2.5 Electrophoretic mobility shift assay (EMSA)

Nuclear proteins were extracted using the Nuclear Extract Kit (Active Motif, Rixensart, Belgium). To measure the transcriptional activity of HIF-1α, EMSA was performed as previously described [32].

2.6 qRT-PCR

RNA was extracted and reverse-transcribed using the iScript cDNA Synthesis Kit (Bio-Rad Laboratories). qRT-PCR was performed using IQ SYBR Green Supermix (Bio-Rad Laboratories). The same cDNA preparation was used for measuring genes of interest and the housekeeping gene S14. Primer sequences were designed using qPrimerDepot software (http://primerdepot.nci.nih.gov/). Relative gene expression levels were calculated using Gene Expression Quantitation software (Bio-Rad Laboratories).

2.7 Flow cytometry analysis

ABCB1/Pgp levels on cell surface were determined as previously described [33]. Samples were analyzed using Guava® easyCyte flow cytometer (Millipore) and InCyte software (Millipore). Control experiments included incubation of cells with non-immune isotypic antibody, followed by secondary antibody.

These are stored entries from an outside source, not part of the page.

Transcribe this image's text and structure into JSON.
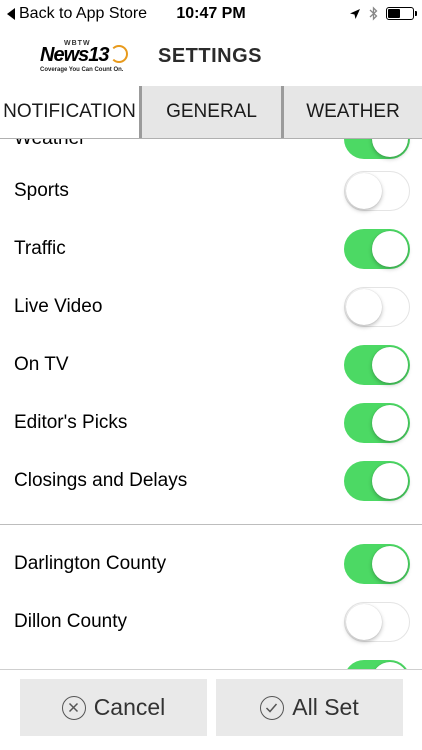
{
  "status_bar": {
    "back_label": "Back to App Store",
    "time": "10:47 PM"
  },
  "header": {
    "logo_small": "WBTW",
    "logo_name": "News",
    "logo_number": "13",
    "logo_tagline": "Coverage You Can Count On.",
    "title": "SETTINGS"
  },
  "tabs": [
    {
      "label": "NOTIFICATION",
      "active": true
    },
    {
      "label": "GENERAL",
      "active": false
    },
    {
      "label": "WEATHER",
      "active": false
    }
  ],
  "rows": [
    {
      "label": "Weather",
      "on": true
    },
    {
      "label": "Sports",
      "on": false
    },
    {
      "label": "Traffic",
      "on": true
    },
    {
      "label": "Live Video",
      "on": false
    },
    {
      "label": "On TV",
      "on": true
    },
    {
      "label": "Editor's Picks",
      "on": true
    },
    {
      "label": "Closings and Delays",
      "on": true
    },
    {
      "label": "Darlington County",
      "on": true
    },
    {
      "label": "Dillon County",
      "on": false
    },
    {
      "label": "",
      "on": true
    }
  ],
  "footer": {
    "cancel_label": "Cancel",
    "allset_label": "All Set"
  },
  "colors": {
    "toggle_on": "#4cd964",
    "logo_accent": "#e89a1c"
  }
}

2.8 Cellular Dox accumulation

Dox content was determined fluorimetrically [34], using a Synergy HT Multi-Detection Microplate Reader (Bio-Tek Instruments, Winoosky, MT). The results were expressed as nmoles dox/mg protein, according to a calibration curve previously set.

2.9 Cytotoxicity and cell viability

The extracellular release of lactate dehydrogenase (LDH), considered an index of cell damage and necrosis, was measured as reported previously [34]. Cell viability was measured by the ATPlite Luminescence Assay System (PerkinElmer, Waltham, MA), using the manufacturer’s instructions. Results were expressed as percentage of viable cells relative to untreated cells, considered 100% viable.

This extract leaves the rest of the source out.